MRS. HARDCASTLE. To be plain with you, my dear Constance, if I could find them you should have them. They're missing, I assure you. Lost, for aught I know; but we must have patience wherever they are.

MISS NEVILLE. I'll not believe it! this is but a shallow pretence to deny me. I know they are too valuable to be so slightly kept, and as you are to answer for the loss--

MRS. HARDCASTLE. Don't be alarmed, Constance. If they be lost, I must restore an equivalent. But my son knows they are missing, and not to be found.

TONY. That I can bear witness to. They are missing, and not to be found; I'll take my oath on't.

MRS. HARDCASTLE. You must learn resignation, my dear; for though we lose our fortune, yet we should not lose our patience. See me, how calm I am.

MISS NEVILLE. Ay, people are generally calm at the misfortunes of others.

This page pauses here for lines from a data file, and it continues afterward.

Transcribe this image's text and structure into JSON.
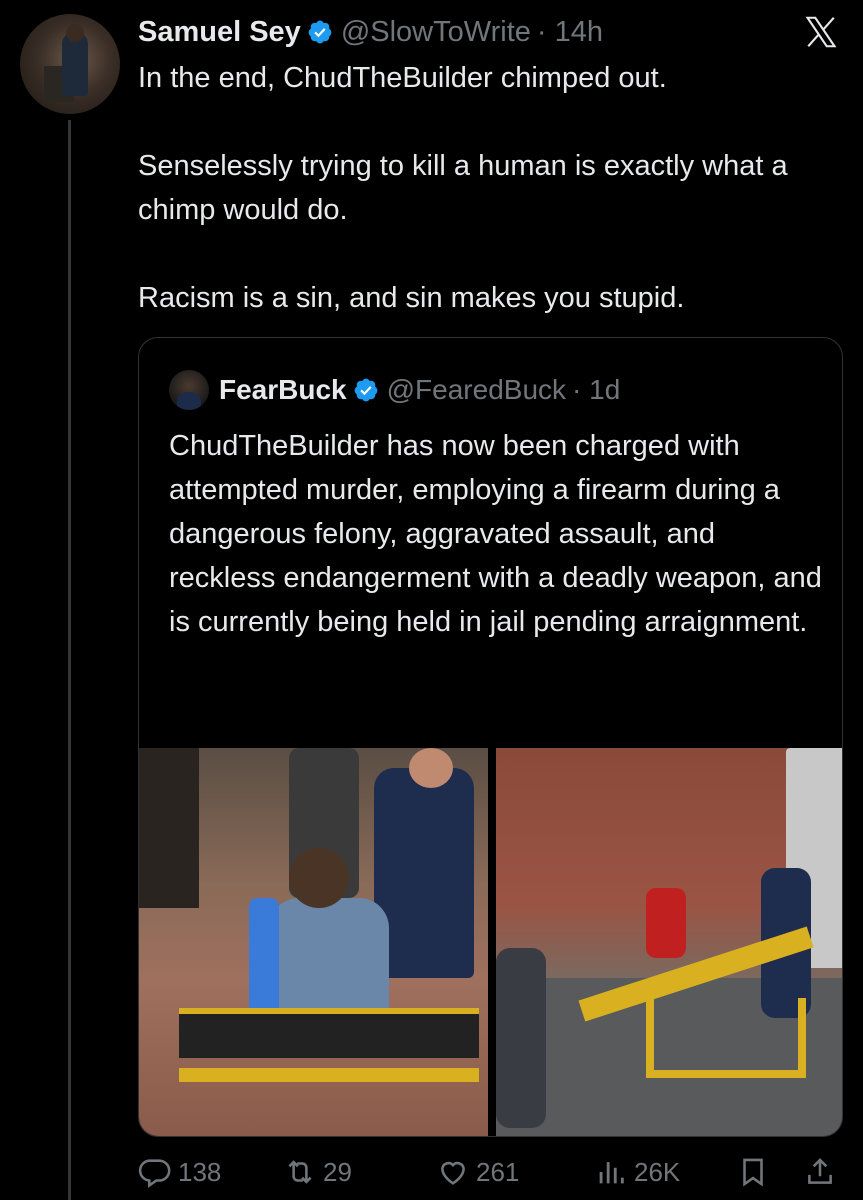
{
  "tweet": {
    "author_name": "Samuel Sey",
    "author_handle": "@SlowToWrite",
    "time": "· 14h",
    "text": "In the end, ChudTheBuilder chimped out.\n\nSenselessly trying to kill a human is exactly what a chimp would do.\n\nRacism is a sin, and sin makes you stupid."
  },
  "quote": {
    "author_name": "FearBuck",
    "author_handle": "@FearedBuck",
    "time": "· 1d",
    "text": "ChudTheBuilder has now been charged with attempted murder, employing a firearm during a dangerous felony, aggravated assault, and reckless endangerment with a deadly weapon, and is currently being held in jail pending arraignment."
  },
  "actions": {
    "replies": "138",
    "retweets": "29",
    "likes": "261",
    "views": "26K"
  },
  "icons": {
    "verified": "verified-badge-icon",
    "logo": "x-logo-icon",
    "reply": "reply-icon",
    "retweet": "retweet-icon",
    "like": "heart-icon",
    "views": "views-icon",
    "bookmark": "bookmark-icon",
    "share": "share-icon"
  },
  "colors": {
    "background": "#000000",
    "text": "#e7e9ea",
    "secondary": "#71767b",
    "verified": "#1d9bf0",
    "border": "#2f3336"
  }
}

MRS. HARDCASTLE. Now I wonder a girl of your good sense should waste a thought upon such trumpery. We shall soon find them; and in the mean time you shall make use of my garnets till your jewels be found.

MISS NEVILLE. I detest garnets.

MRS. HARDCASTLE. The most becoming things in the world to set off a clear complexion. You have often seen how well they look upon me. You SHALL have them. [Exit.]

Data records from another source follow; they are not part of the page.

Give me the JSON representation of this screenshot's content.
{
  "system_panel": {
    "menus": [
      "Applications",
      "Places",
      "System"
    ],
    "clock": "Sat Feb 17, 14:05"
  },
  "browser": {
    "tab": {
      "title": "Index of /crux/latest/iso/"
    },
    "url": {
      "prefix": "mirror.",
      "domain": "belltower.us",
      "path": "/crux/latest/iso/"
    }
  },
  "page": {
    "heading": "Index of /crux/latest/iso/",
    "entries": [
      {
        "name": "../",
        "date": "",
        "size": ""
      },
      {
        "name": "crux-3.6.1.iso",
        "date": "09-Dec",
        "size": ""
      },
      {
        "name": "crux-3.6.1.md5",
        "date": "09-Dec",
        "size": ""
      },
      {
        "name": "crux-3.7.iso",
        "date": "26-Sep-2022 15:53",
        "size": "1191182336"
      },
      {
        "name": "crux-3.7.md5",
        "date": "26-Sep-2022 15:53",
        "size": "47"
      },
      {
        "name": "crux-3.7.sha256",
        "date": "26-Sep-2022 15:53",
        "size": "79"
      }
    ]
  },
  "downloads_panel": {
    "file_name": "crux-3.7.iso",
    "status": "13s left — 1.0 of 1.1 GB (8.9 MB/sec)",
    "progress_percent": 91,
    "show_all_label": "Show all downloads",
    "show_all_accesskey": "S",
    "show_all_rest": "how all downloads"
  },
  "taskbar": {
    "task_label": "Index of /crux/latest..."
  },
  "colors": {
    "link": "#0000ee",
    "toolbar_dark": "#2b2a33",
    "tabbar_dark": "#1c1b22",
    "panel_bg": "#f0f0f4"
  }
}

MISS NEVILLE. I dislike them of all things. You shan't stir.--Was ever anything so provoking, to mislay my own jewels, and force me to wear her trumpery?

TONY. Don't be a fool. If she gives you the garnets, take what you can get. The jewels are your own already. I have stolen them out of her bureau, and she does not know it. Fly to your spark, he'll tell you more of the matter. Leave me to manage her.

MISS NEVILLE. My dear cousin!

TONY. Vanish. She's here, and has missed them already. [Exit MISS NEVILLE.] Zounds! how she fidgets and spits about like a Catherine wheel.


MRS. HARDCASTLE. Confusion! thieves! robbers! we are cheated, plundered, broke open, undone.

TONY. What's the matter, what's the matter, mamma? I hope nothing has happened to any of the good family!

MRS. HARDCASTLE. We are robbed. My bureau has been broken open, the jewels taken out, and I'm undone.

TONY. Oh! is that all? Ha! ha! ha! By the laws, I never saw it acted better in my life. Ecod, I thought you was ruined in earnest, ha! ha! ha!

MRS. HARDCASTLE. Why, boy, I AM ruined in earnest. My bureau has been broken open, and all taken away.

TONY. Stick to that: ha! ha! ha! stick to that. I'll bear witness, you know; call me to bear witness.

MRS. HARDCASTLE. I tell you, Tony, by all that's precious, the jewels are gone, and I shall be ruined for ever.

TONY. Sure I know they're gone, and I'm to say so.

MRS. HARDCASTLE. My dearest Tony, but hear me. They're gone, I say.

TONY. By the laws, mamma, you make me for to laugh, ha! ha! I know who took them well enough, ha! ha! ha!

MRS. HARDCASTLE. Was there ever such a blockhead, that can't tell the difference between jest and earnest? I tell you I'm not in jest, booby.

TONY. That's right, that's right; you must be in a bitter passion, and then nobody will suspect either of us. I'll bear witness that they are gone.

MRS. HARDCASTLE. Was there ever such a cross-grained brute, that won't hear me? Can you bear witness that you're no better than a fool? Was ever poor woman so beset with fools on one hand, and thieves on the other?

TONY. I can bear witness to that.

MRS. HARDCASTLE. Bear witness again, you blockhead you, and I'll turn you out of the room directly. My poor niece, what will become of her? Do you laugh, you unfeeling brute, as if you enjoyed my distress?

TONY. I can bear witness to that.

MRS. HARDCASTLE. Do you insult me, monster? I'll teach you to vex your mother, I will.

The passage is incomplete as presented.